Human immunodeficiency virus reverse transcriptase. Expression in Escherichia coli, purification, and characterization of a functionally and structurally asymmetric dimeric polymerase.


Human immunodeficiency virus (HIV) reverse transcriptase isolated from viral particles contains two subunits, p51 and p66. We have produced both subunits in separate Escherichia coli strains using expression vectors. Stop codons were placed immediately after the codon for the carboxyl-terminal residue of the mature processed p51 and p66 subunits found in viral particles.

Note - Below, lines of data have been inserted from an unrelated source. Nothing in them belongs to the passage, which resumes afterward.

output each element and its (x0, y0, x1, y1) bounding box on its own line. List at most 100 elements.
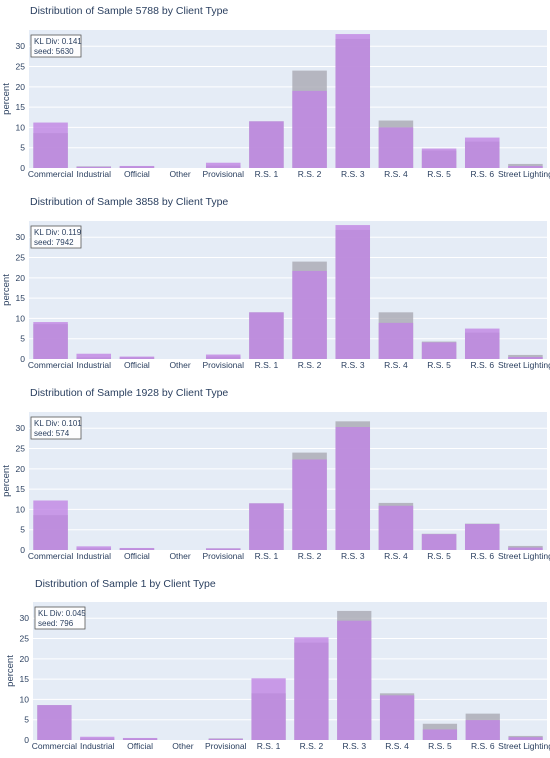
bar-series2-r-s-3 (337, 620, 372, 740)
y-tick-label: 30 (16, 41, 26, 51)
bar-series2-commercial (33, 122, 68, 168)
x-tick-label: Industrial (77, 360, 112, 370)
plot-area (29, 221, 547, 359)
y-tick-label: 5 (20, 525, 25, 535)
plot-area (29, 30, 547, 168)
x-tick-label: R.S. 1 (255, 551, 279, 561)
y-tick-label: 25 (16, 62, 26, 72)
bar-series2-r-s-3 (335, 427, 371, 550)
bar-series2-r-s-3 (335, 225, 371, 359)
chart-title: Distribution of Sample 5788 by Client Ty… (30, 5, 228, 17)
kl-annotation-box (30, 416, 82, 440)
x-tick-label: R.S. 6 (470, 169, 494, 179)
y-tick-label: 0 (20, 354, 25, 364)
y-tick-label: 20 (16, 82, 26, 92)
bar-series2-r-s-4 (378, 505, 414, 550)
y-axis-title: percent (1, 83, 12, 115)
x-tick-label: R.S. 4 (384, 551, 408, 561)
bar-series2-r-s-6 (464, 328, 500, 359)
y-tick-label: 30 (20, 613, 30, 623)
x-tick-label: R.S. 2 (298, 169, 322, 179)
bar-series2-r-s-4 (379, 695, 415, 740)
chart-panel-1: Distribution of Sample 5788 by Client Ty… (1, 5, 550, 179)
x-tick-label: Commercial (28, 169, 73, 179)
x-tick-label: R.S. 5 (427, 360, 451, 370)
y-tick-label: 30 (16, 232, 26, 242)
y-tick-label: 5 (20, 334, 25, 344)
bar-series2-provisional (205, 548, 241, 550)
bar-series2-official (119, 165, 155, 168)
x-tick-label: Street Lighting (498, 741, 550, 751)
y-tick-label: 10 (16, 122, 26, 132)
bar-series2-r-s-3 (335, 34, 371, 168)
x-tick-label: R.S. 6 (471, 741, 495, 751)
y-tick-label: 0 (24, 735, 29, 745)
y-axis-title: percent (5, 655, 16, 687)
x-tick-label: Street Lighting (498, 551, 550, 561)
x-tick-label: R.S. 1 (255, 360, 279, 370)
bar-series2-r-s-2 (294, 637, 329, 740)
bar-series2-provisional (205, 354, 241, 359)
y-tick-label: 5 (24, 715, 29, 725)
bar-series2-r-s-5 (421, 534, 457, 550)
x-tick-label: R.S. 4 (385, 741, 409, 751)
bar-series2-r-s-6 (464, 137, 500, 168)
y-tick-label: 25 (20, 634, 30, 644)
y-tick-label: 20 (20, 654, 30, 664)
x-tick-label: R.S. 3 (342, 741, 366, 751)
bar-series2-r-s-1 (249, 503, 284, 550)
y-tick-label: 15 (16, 484, 26, 494)
x-tick-label: Official (127, 741, 153, 751)
y-tick-label: 10 (16, 504, 26, 514)
bar-series2-r-s-2 (292, 90, 327, 168)
y-tick-label: 5 (20, 143, 25, 153)
x-tick-label: R.S. 6 (470, 360, 494, 370)
y-axis-title: percent (1, 274, 12, 306)
x-tick-label: Commercial (32, 741, 77, 751)
x-tick-label: R.S. 2 (298, 551, 322, 561)
bar-series2-street-lighting (508, 165, 543, 168)
x-tick-label: Industrial (80, 741, 115, 751)
bar-series2-street-lighting (508, 737, 543, 740)
bar-series2-r-s-2 (292, 459, 327, 550)
kl-annotation-box (30, 225, 82, 249)
kl-annotation-line: KL Div: 0.045 (38, 609, 86, 618)
x-tick-label: R.S. 6 (470, 551, 494, 561)
kl-annotation-line: seed: 574 (34, 429, 70, 438)
bar-series2-commercial (37, 705, 72, 740)
x-tick-label: R.S. 1 (257, 741, 281, 751)
bar-series2-provisional (208, 738, 243, 740)
kl-annotation-line: seed: 7942 (34, 238, 74, 247)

Insertion of a methionine in front of the HIV protease cleavage site in the recombinant protein enabled synthesis of both subunits with the natural amino-terminal proline, since E. coli methionine aminopeptidase cleaves a Met-Pro amino-terminal linkage. That this occurred to an extent greater than 95% was confirmed by sequencing the purified subunits. Examination of the activities of the individual p51 and p66 subunits on a variety of templates and under solution conditions optimized for each subunit revealed a significant catalytic activity for the natural p51 subunit. This result contrasts to results reported earlier for many recombinant forms without the natural amino and/or carboxyl termini. As expected from earlier work, the optimal homopolymeric template for the p66 subunit was poly(rA). For the p51 subunit, poly(dC) was found to be the optimal template; its activity is 2- to 4-fold greater than p66 on poly(dC). The p51 subunit is 13- to 50-fold less active on poly(rC). These findings are discussed in the context of our earlier hypothesis (McHenry, C. S. (1989) in Molecular Biology of Chromosome Function (Adolph, K., ed) Chap. 5, Springer-Verlag, New York) that the HIV reverse transcriptase might be functionally asymmetric with distinct plus- and minus-strand polymerases.